This is a personal learing note on some of the baisc settings I have encountered so far in a learning theory course. If there is any typo or other kind of mistake, I’d be happy if you could let me know.
One of the main idea behind learing theory is to figure out why machine learning algorithms work from a statistical or mathematical perspective. This article talks about the basic settings used in learning theory.
Supervised Learing
From the very beginning, we formalize our setting with supervised learning.
In supervised learning, we have input space $\cal X$, output space $\cal Y$ and a training set of size n $(x_1,y_1),\ldots,(x_n,y_n)\in \cal X\times Y$ that are drawn iid from a certain distribution $\cal P$. Our goal is to find a predictor $\hat y:\cal X\mapsto Y\in Y^X$ that can predict precisely. In practice, to measure how precise a predictor is (or how well does it perform), we use a loss function $l:\cal Y^X\times(X\times Y)\mapsto \Bbb R$ and compute the average loss on samples that is indepent from the training set. This is a common technique to quantify our goal, but in theory we use expected loss on population instead of averaged loss on a certain test.
Therefore, we formalize our objective as the expected loss in population and call it risk.
Definition(risk): $$ L(\hat y):=\Bbb E_{z\sim\cal{P}}[l(\hat y,z)] $$
Note that here we use the notation $z$ instead of $(x,y)$ to represent data points. Also, it is worth to mention that $L(\hat y)$ is still a random variable as $\hat y$ depends on algorithm $\cal A$ (could be randomized algorithm) and training dataset $z_{1:n}$ (set of random variable drawn from distribution $\cal P$).
Next, we introduce reference class $\cal F\sube Y^X$ that is normally the space that we choose our predictor from. E.g. in OLS, we have reference class $\cal F=\{f:f(x)=w^{\it T}x+b\vert w\in \Bbb R^m,b\in \Bbb R\}$ which is the set of all linear functions.

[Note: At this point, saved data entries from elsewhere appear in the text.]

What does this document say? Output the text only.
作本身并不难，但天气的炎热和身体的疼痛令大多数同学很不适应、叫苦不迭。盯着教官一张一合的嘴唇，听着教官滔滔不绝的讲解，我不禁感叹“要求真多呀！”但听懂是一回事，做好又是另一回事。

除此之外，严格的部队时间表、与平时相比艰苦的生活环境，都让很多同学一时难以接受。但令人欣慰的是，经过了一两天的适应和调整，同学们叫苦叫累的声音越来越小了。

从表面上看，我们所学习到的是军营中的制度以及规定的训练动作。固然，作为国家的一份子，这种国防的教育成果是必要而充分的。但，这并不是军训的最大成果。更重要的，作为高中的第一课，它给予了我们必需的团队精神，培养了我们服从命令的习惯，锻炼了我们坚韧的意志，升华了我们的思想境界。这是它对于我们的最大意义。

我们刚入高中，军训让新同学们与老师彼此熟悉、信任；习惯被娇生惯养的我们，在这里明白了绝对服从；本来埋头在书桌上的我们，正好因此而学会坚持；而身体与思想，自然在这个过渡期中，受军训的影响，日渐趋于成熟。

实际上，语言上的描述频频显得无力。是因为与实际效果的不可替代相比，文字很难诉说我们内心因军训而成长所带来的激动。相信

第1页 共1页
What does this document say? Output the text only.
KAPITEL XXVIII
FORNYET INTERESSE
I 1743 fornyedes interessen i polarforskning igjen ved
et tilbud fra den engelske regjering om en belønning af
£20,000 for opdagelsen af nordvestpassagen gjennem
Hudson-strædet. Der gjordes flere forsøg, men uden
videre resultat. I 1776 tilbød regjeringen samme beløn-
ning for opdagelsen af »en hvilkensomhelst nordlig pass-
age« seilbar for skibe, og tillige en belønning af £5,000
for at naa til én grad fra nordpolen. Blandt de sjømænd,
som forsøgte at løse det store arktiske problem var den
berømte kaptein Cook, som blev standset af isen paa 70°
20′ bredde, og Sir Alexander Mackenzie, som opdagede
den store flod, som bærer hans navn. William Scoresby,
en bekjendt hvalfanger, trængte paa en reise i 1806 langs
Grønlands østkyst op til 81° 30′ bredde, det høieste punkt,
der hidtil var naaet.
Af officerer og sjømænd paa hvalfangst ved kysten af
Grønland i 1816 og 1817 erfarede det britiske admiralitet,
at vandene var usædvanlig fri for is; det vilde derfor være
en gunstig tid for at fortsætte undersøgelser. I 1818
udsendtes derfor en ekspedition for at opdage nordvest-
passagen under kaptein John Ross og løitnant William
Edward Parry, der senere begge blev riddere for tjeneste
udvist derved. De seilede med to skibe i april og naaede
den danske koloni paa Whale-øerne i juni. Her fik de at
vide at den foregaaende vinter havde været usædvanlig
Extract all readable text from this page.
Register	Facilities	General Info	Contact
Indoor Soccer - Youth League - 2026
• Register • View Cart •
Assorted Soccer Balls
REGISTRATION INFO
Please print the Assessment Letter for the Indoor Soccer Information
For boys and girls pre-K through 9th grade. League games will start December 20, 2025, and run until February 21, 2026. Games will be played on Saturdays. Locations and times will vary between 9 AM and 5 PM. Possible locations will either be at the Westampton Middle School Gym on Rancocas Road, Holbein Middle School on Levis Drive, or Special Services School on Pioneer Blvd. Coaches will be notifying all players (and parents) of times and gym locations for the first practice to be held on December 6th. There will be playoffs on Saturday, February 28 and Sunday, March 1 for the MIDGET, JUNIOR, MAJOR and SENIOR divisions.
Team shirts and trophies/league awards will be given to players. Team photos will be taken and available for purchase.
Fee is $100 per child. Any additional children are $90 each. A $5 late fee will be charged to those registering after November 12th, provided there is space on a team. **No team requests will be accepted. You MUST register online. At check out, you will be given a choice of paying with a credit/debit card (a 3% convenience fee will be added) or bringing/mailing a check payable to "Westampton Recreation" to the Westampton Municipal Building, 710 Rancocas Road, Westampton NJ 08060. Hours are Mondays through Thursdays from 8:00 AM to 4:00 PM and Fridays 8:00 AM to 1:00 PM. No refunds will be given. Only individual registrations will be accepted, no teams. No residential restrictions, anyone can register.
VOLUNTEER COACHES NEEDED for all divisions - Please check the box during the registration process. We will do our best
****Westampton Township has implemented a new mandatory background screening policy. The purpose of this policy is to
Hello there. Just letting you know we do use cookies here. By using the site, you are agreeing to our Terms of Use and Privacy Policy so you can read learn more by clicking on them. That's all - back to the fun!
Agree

However, there are also cases in which algorithms can derive predictor that does not belong to $\cal F$. In such cases, we say these algorithms are improper. And inversely, we say an algorithm is proper if its output space is within $\cal F$.
This may cause confusion to some readers since we usually use the concept of parameter space instead of reference class. One reason we use it here is that we want to be more generalized. As parameter space does not reflect how the prectors are and we want to fit our framework to different learning problems(such as supervised learing, unsupervised learing and density estimation).
Another reason is that we want to be agnostic. In most cases discussed in this article, we do not make much assumptions on distribution $\cal P$. Instead, we incorporate our prior knowledge into the choice of reference class $\cal F$.
Although our ultimate goal is to minize risk as we described above, the main subject of these article is actually just part of it. Since what we are interested in is how could machine learning algorithms derive a good predictor given a certain reference class(we care less about how they are choosed), we care more about generalization error.
Definition(excess risk): $$ \Bbb E[L(\hat y)] - \inf_{f\in \cal F} L(f) $$
Other parts of the risk is known as representation error and optimization error. Representation error depends on how representative a reference class is and is naturally identified as $\inf_{f\in \cal F} L(f)$. Optimization error is introduced when we talks about optimization processes in algorithms.
We say there exists at least one policy(or say algorithm) $\pi$ that its excess risk is at least $\cal V^{iid}(F,n)$ for any $\cal P$.
Definition(the value of the game): $$ \cal V^{iid}(F,n):=\inf_{\pi}\sup_{P}\left(\Bbb E[\it L(\hat y)] - \inf_{f\in \cal F} L(f)\right) $$ So the value of the game actually measures what an one-fits-all algorithm can do: it will do as worst as this value in adversrial environment but no worse than this value in any other environment.